When we look at fiscal year ’21 or calendar year ’21 for carriers, the preliminary results is that it had an underwriting loss of over $4 billion. So they didn’t have the underwriting profits that they’ve had in the past. And they’re seeing some pressure on that. It’s just triggering new conversations.

But I think I’ve said this on past calls. Whenever a carrier has to deal with some of these things, changing prices, launching new products, improving efficiency, it usually leads back to a technology conversation, and we think that bodes well for Duck Creek in the long run, for sure. Sometimes, it’s just causing a temporary conversation around, hey, let’s get our handle around the short-term effects before we launch this project. And that’s what we’re seeing right now.

Michael Funk

Understand. And I think you mentioned your pipeline is at or near record levels. So — and then obviously, kind of there are a few deals that amount to a lot in potential revenue. Is there a way to quantify the number of deals that slipped or the amount of bookings maybe that slipped out of the quarter you thought we’re going to sign?

Michael Jackowski

I think I’d just be comfortable saying that perhaps it’s around high single-digit millions in that neighborhood that’s really advanced that we would have liked to have had signed. I’d be comfortable stating that.

Michael Funk

Okay. That’s great color. And one more, if I could, just kind of book keeping. On the one-timer, I know you said low single digits, but is there an exact number on the one-timer for the quarter, just so we can make a note in our models?

Vinny Chippari

No.
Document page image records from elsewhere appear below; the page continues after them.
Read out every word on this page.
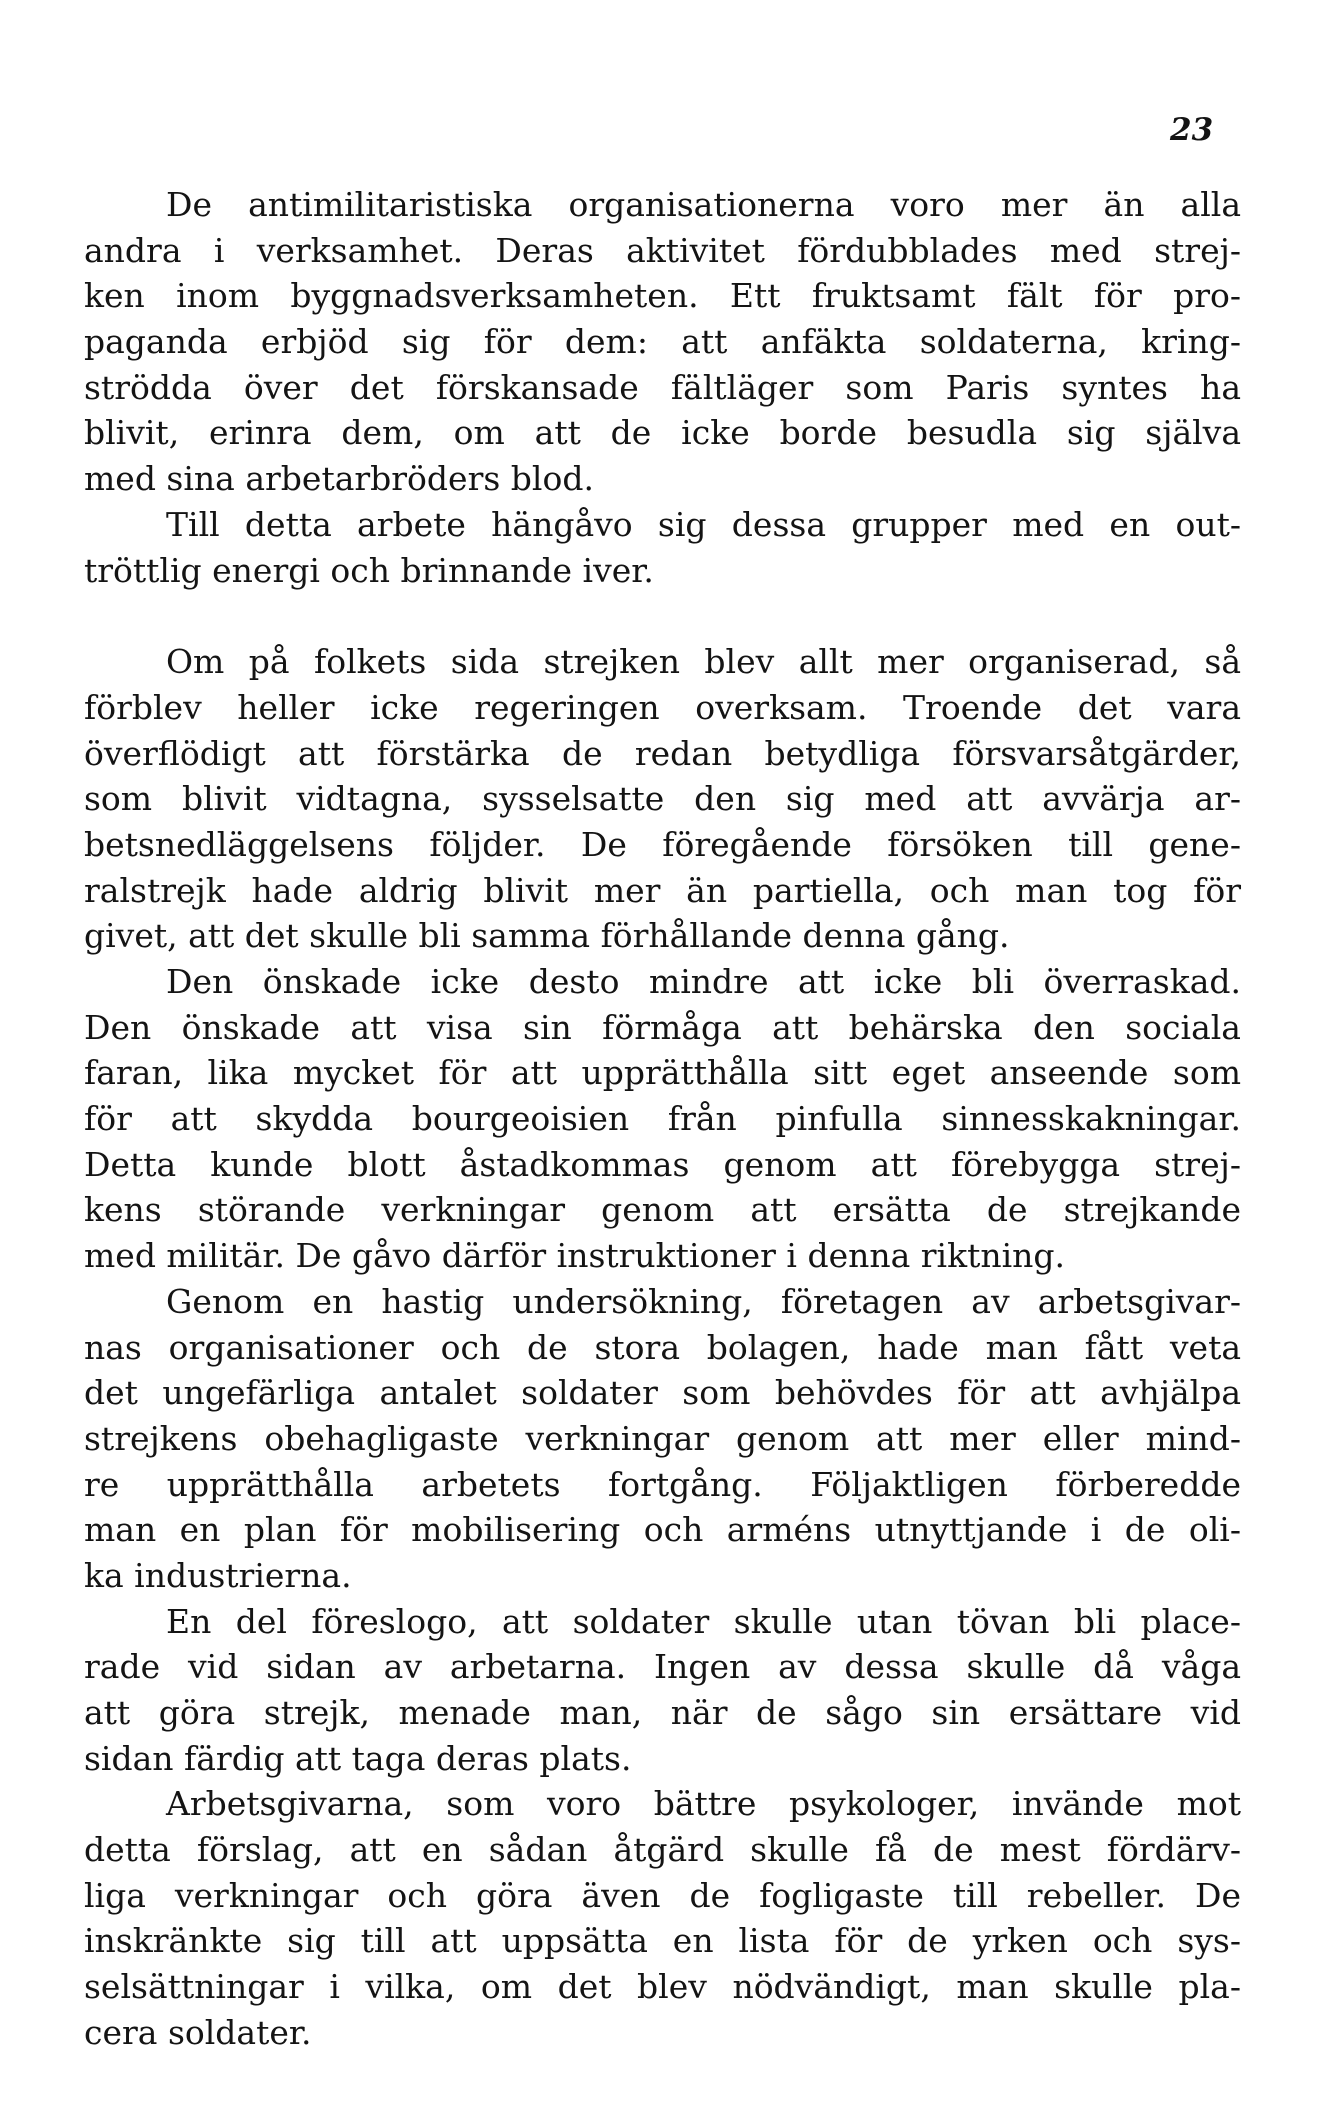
23

De antimilitaristiska organisationerna voro mer än alla
andra i verksamhet. Deras aktivitet fördubblades med strej-
ken inom byggnadsverksamheten. Ett fruktsamt fält för pro-
paganda erbjöd sig för dem: att anfäkta soldaterna, kring-
strödda över det förskansade fältläger som Paris syntes ha
blivit, erinra dem, om att de icke borde besudla sig själva
med sina arbetarbröders blod.

Till detta arbete hängåvo sig dessa grupper med en out-
tröttlig energi och brinnande iver.

Om på folkets sida strejken blev allt mer organiserad, så
förblev heller icke regeringen overksam. Troende det vara
överflödigt att förstärka de redan betydliga försvarsåtgärder,
som blivit vidtagna, sysselsatte den sig med att avvärja ar-
betsnedläggelsens följder. De föregående försöken till gene-
ralstrejk hade aldrig blivit mer än partiella, och man tog för
givet, att det skulle bli samma förhållande denna gång.

Den önskade icke desto mindre att icke bli överraskad.
Den önskade att visa sin förmåga att behärska den sociala
faran, lika mycket för att upprätthålla sitt eget anseende som
för att skydda bourgeoisien från pinfulla sinnesskakningar.
Detta kunde blott åstadkommas genom att förebygga strej-
kens störande verkningar genom att ersätta de strejkande
med militär. De gåvo därför instruktioner i denna riktning.

Genom en hastig undersökning, företagen av arbetsgivar-
nas organisationer och de stora bolagen, hade man fått veta
det ungefärliga antalet soldater som behövdes för att avhjälpa
strejkens obehagligaste verkningar genom att mer eller mind-
re upprätthålla arbetets fortgång. Följaktligen förberedde
man en plan för mobilisering och arméns utnyttjande i de oli-
ka industrierna.

En del föreslogo, att soldater skulle utan tövan bli place-
rade vid sidan av arbetarna. Ingen av dessa skulle då våga
att göra strejk, menade man, när de sågo sin ersättare vid
sidan färdig att taga deras plats.

Arbetsgivarna, som voro bättre psykologer, invände mot
detta förslag, att en sådan åtgärd skulle få de mest fördärv-
liga verkningar och göra även de fogligaste till rebeller. De
inskränkte sig till att uppsätta en lista för de yrken och sys-
selsättningar i vilka, om det blev nödvändigt, man skulle pla-
cera soldater.
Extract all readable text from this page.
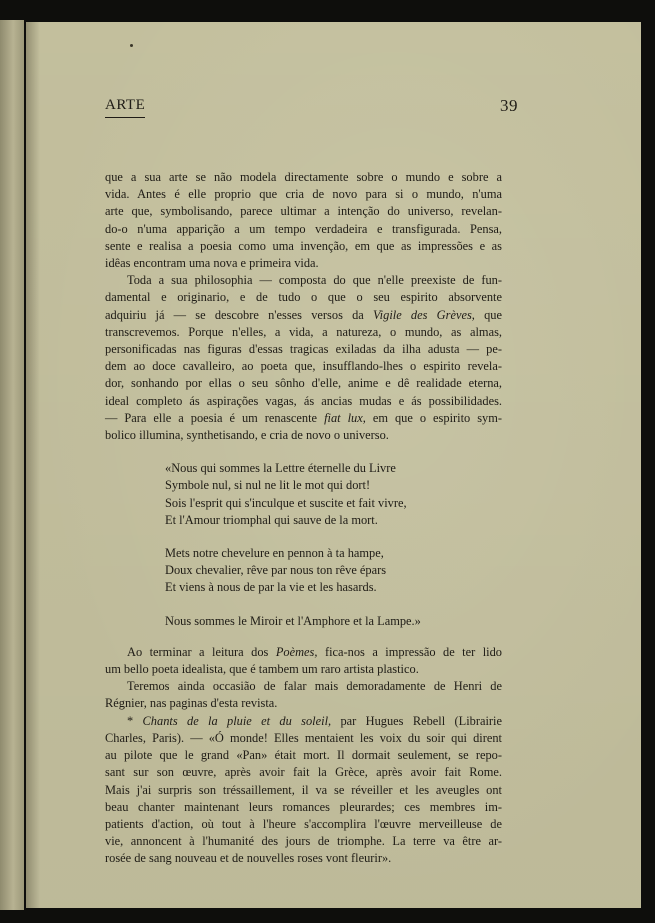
ARTE	39
que a sua arte se não modela directamente sobre o mundo e sobre a
vida. Antes é elle proprio que cria de novo para si o mundo, n'uma
arte que, symbolisando, parece ultimar a intenção do universo, revelan-
do-o n'uma apparição a um tempo verdadeira e transfigurada. Pensa,
sente e realisa a poesia como uma invenção, em que as impressões e as
idêas encontram uma nova e primeira vida.
Toda a sua philosophia — composta do que n'elle preexiste de fun-
damental e originario, e de tudo o que o seu espirito absorvente
adquiriu já — se descobre n'esses versos da Vigile des Grèves, que
transcrevemos. Porque n'elles, a vida, a natureza, o mundo, as almas,
personificadas nas figuras d'essas tragicas exiladas da ilha adusta — pe-
dem ao doce cavalleiro, ao poeta que, insufflando-lhes o espirito revela-
dor, sonhando por ellas o seu sônho d'elle, anime e dê realidade eterna,
ideal completo ás aspirações vagas, ás ancias mudas e ás possibilidades.
— Para elle a poesia é um renascente fiat lux, em que o espirito sym-
bolico illumina, synthetisando, e cria de novo o universo.
«Nous qui sommes la Lettre éternelle du Livre
Symbole nul, si nul ne lit le mot qui dort!
Sois l'esprit qui s'inculque et suscite et fait vivre,
Et l'Amour triomphal qui sauve de la mort.
Mets notre chevelure en pennon à ta hampe,
Doux chevalier, rêve par nous ton rêve épars
Et viens à nous de par la vie et les hasards.
Nous sommes le Miroir et l'Amphore et la Lampe.»
Ao terminar a leitura dos Poèmes, fica-nos a impressão de ter lido
um bello poeta idealista, que é tambem um raro artista plastico.
Teremos ainda occasião de falar mais demoradamente de Henri de
Régnier, nas paginas d'esta revista.
* Chants de la pluie et du soleil, par Hugues Rebell (Librairie
Charles, Paris). — «Ó monde! Elles mentaient les voix du soir qui dirent
au pilote que le grand «Pan» était mort. Il dormait seulement, se repo-
sant sur son œuvre, après avoir fait la Grèce, après avoir fait Rome.
Mais j'ai surpris son tréssaillement, il va se réveiller et les aveugles ont
beau chanter maintenant leurs romances pleurardes; ces membres im-
patients d'action, où tout à l'heure s'accomplira l'œuvre merveilleuse de
vie, annoncent à l'humanité des jours de triomphe. La terre va être ar-
rosée de sang nouveau et de nouvelles roses vont fleurir».
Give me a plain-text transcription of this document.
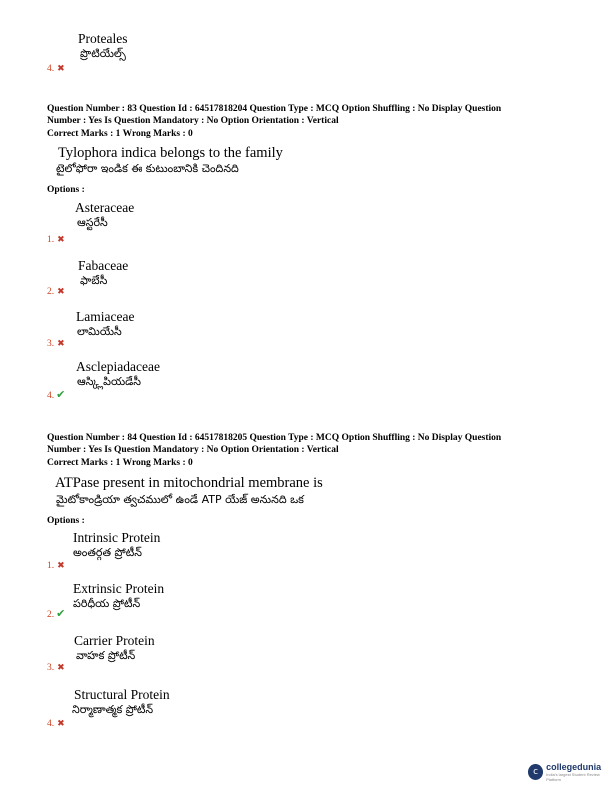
Proteales
ప్రొటియేల్స్
4. ✖
Question Number : 83 Question Id : 64517818204 Question Type : MCQ Option Shuffling : No Display Question
Number : Yes Is Question Mandatory : No Option Orientation : Vertical
Correct Marks : 1 Wrong Marks : 0
Tylophora indica belongs to the family
టైలోఫోరా ఇండిక ఈ కుటుంబానికి చెందినది
Options :
Asteraceae
ఆస్టరేసీ
1. ✖
Fabaceae
ఫాబేసీ
2. ✖
Lamiaceae
లామియేసీ
3. ✖
Asclepiadaceae
ఆస్క్లిపియడేసీ
4. ✔
Question Number : 84 Question Id : 64517818205 Question Type : MCQ Option Shuffling : No Display Question
Number : Yes Is Question Mandatory : No Option Orientation : Vertical
Correct Marks : 1 Wrong Marks : 0
ATPase present in mitochondrial membrane is
మైటోకాండ్రియా త్వచములో ఉండే ATP యేజ్ అనునది ఒక
Options :
Intrinsic Protein
అంతర్గత ప్రోటీన్
1. ✖
Extrinsic Protein
పరిధీయ ప్రోటీన్
2. ✔
Carrier Protein
వాహక ప్రోటీన్
3. ✖
Structural Protein
నిర్మాణాత్మక ప్రోటీన్
4. ✖
c collegedunia
India's largest Student Review Platform
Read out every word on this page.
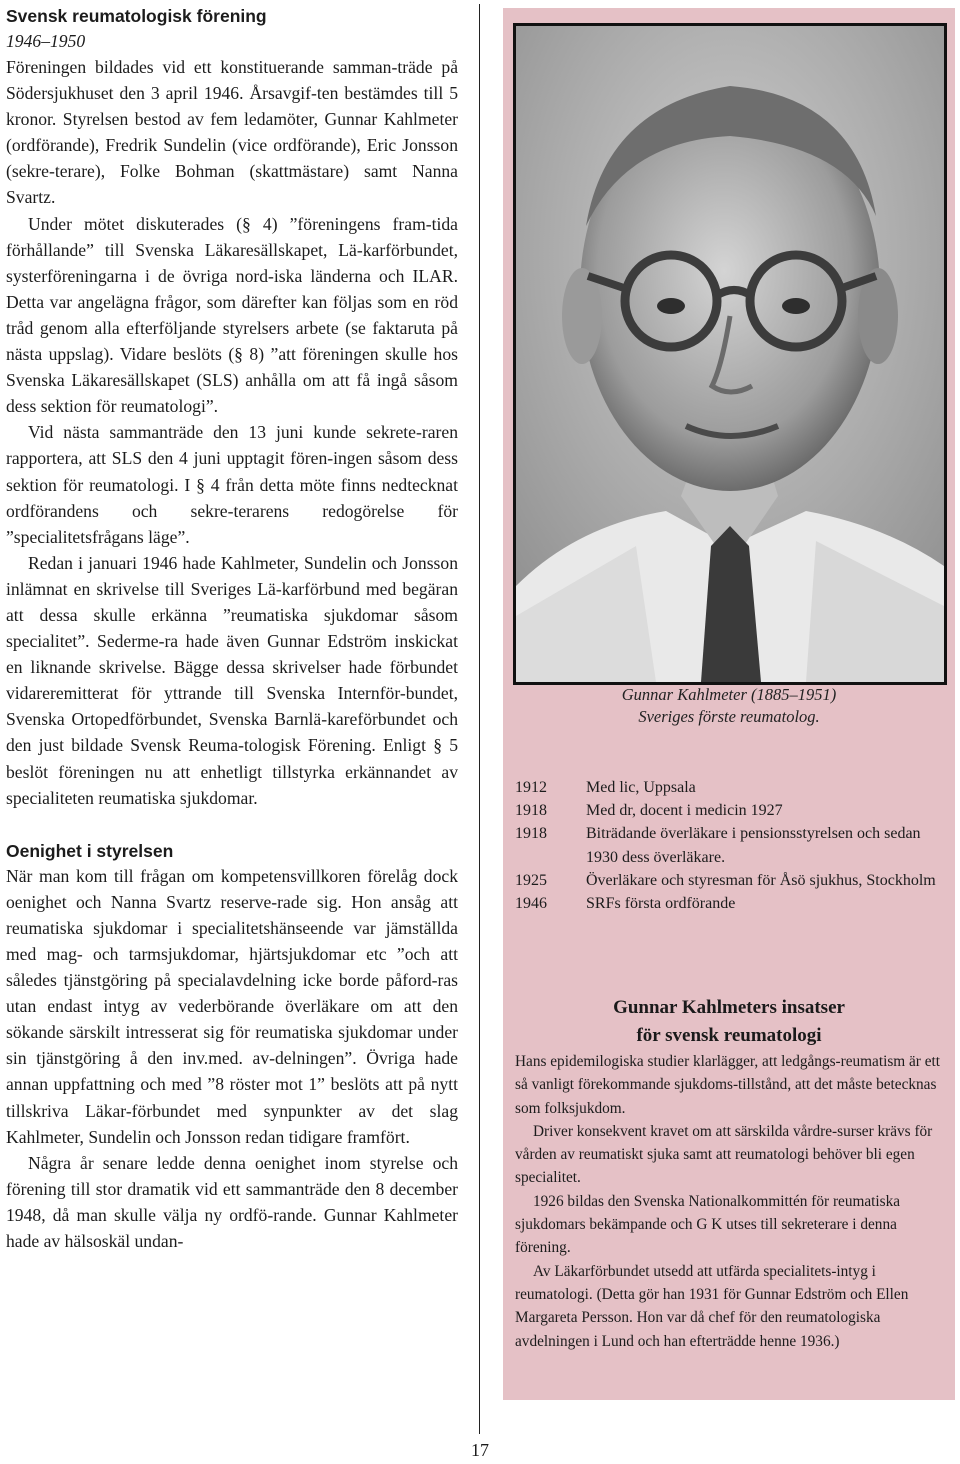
Svensk reumatologisk förening
1946–1950

Föreningen bildades vid ett konstituerande samman-träde på Södersjukhuset den 3 april 1946. Årsavgif-ten bestämdes till 5 kronor. Styrelsen bestod av fem ledamöter, Gunnar Kahlmeter (ordförande), Fredrik Sundelin (vice ordförande), Eric Jonsson (sekre-terare), Folke Bohman (skattmästare) samt Nanna Svartz.

Under mötet diskuterades (§ 4) ”föreningens fram-tida förhållande” till Svenska Läkaresällskapet, Lä-karförbundet, systerföreningarna i de övriga nord-iska länderna och ILAR. Detta var angelägna frågor, som därefter kan följas som en röd tråd genom alla efterföljande styrelsers arbete (se faktaruta på nästa uppslag). Vidare beslöts (§ 8) ”att föreningen skulle hos Svenska Läkaresällskapet (SLS) anhålla om att få ingå såsom dess sektion för reumatologi”.

Vid nästa sammanträde den 13 juni kunde sekrete-raren rapportera, att SLS den 4 juni upptagit fören-ingen såsom dess sektion för reumatologi. I § 4 från detta möte finns nedtecknat ordförandens och sekre-terarens redogörelse för ”specialitetsfrågans läge”.

Redan i januari 1946 hade Kahlmeter, Sundelin och Jonsson inlämnat en skrivelse till Sveriges Lä-karförbund med begäran att dessa skulle erkänna ”reumatiska sjukdomar såsom specialitet”. Sederme-ra hade även Gunnar Edström inskickat en liknande skrivelse. Bägge dessa skrivelser hade förbundet vidareremitterat för yttrande till Svenska Internför-bundet, Svenska Ortopedförbundet, Svenska Barnlä-kareförbundet och den just bildade Svensk Reuma-tologisk Förening. Enligt § 5 beslöt föreningen nu att enhetligt tillstyrka erkännandet av specialiteten reumatiska sjukdomar.

Oenighet i styrelsen

När man kom till frågan om kompetensvillkoren förelåg dock oenighet och Nanna Svartz reserve-rade sig. Hon ansåg att reumatiska sjukdomar i specialitetshänseende var jämställda med mag- och tarmsjukdomar, hjärtsjukdomar etc ”och att således tjänstgöring på specialavdelning icke borde påford-ras utan endast intyg av vederbörande överläkare om att den sökande särskilt intresserat sig för reumatiska sjukdomar under sin tjänstgöring å den inv.med. av-delningen”. Övriga hade annan uppfattning och med ”8 röster mot 1” beslöts att på nytt tillskriva Läkar-förbundet med synpunkter av det slag Kahlmeter, Sundelin och Jonsson redan tidigare framfört.

Några år senare ledde denna oenighet inom styrelse och förening till stor dramatik vid ett sammanträde den 8 december 1948, då man skulle välja ny ordfö-rande. Gunnar Kahlmeter hade av hälsoskäl undan-

Gunnar Kahlmeter (1885–1951)
Sveriges förste reumatolog.
1912	Med lic, Uppsala
1918	Med dr, docent i medicin 1927
1918	Biträdande överläkare i pensionsstyrelsen och sedan 1930 dess överläkare.
1925	Överläkare och styresman för Åsö sjukhus, Stockholm
1946	SRFs första ordförande
Gunnar Kahlmeters insatser
för svensk reumatologi

Hans epidemilogiska studier klarlägger, att ledgångs-reumatism är ett så vanligt förekommande sjukdoms-tillstånd, att det måste betecknas som folksjukdom.

Driver konsekvent kravet om att särskilda vårdre-surser krävs för vården av reumatiskt sjuka samt att reumatologi behöver bli egen specialitet.

1926 bildas den Svenska Nationalkommittén för reumatiska sjukdomars bekämpande och G K utses till sekreterare i denna förening.

Av Läkarförbundet utsedd att utfärda specialitets-intyg i reumatologi. (Detta gör han 1931 för Gunnar Edström och Ellen Margareta Persson. Hon var då chef för den reumatologiska avdelningen i Lund och han efterträdde henne 1936.)

17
And just so you know, we have a contractual confidentiality provision where we can’t discuss the exact terms of the amendment or the customer and the situation. We just wanted to give you something directional.

Operator

I would now like to turn the call back over to Mike Jackowski for any further remarks.

Michael Jackowski

Okay. Thank you, everyone, for joining us on our fiscal year ’22, Q2 earnings call. And as I said in my opening remarks, we continue on our journey to deliver on our mission to help transform the P&C industry through our continued adoption of our on-demand SaaS platform.

We had another meaningful Tier 1 win at Tokyo Marine as well as a new insurtech startup, which continues to show that our SaaS solution is well suited for carriers of all sizes.

And finally, I do want to again thank Vinny Chippari for his partnership and his contribution to Duck Creek’s success and wish him well in his retirement. He will always remain a very close friend.

Again, I appreciate everyone joining the call today. Thank you, and take care.

Operator

Thank you. This concludes today’s conference call. Thank you for participating. You may now disconnect.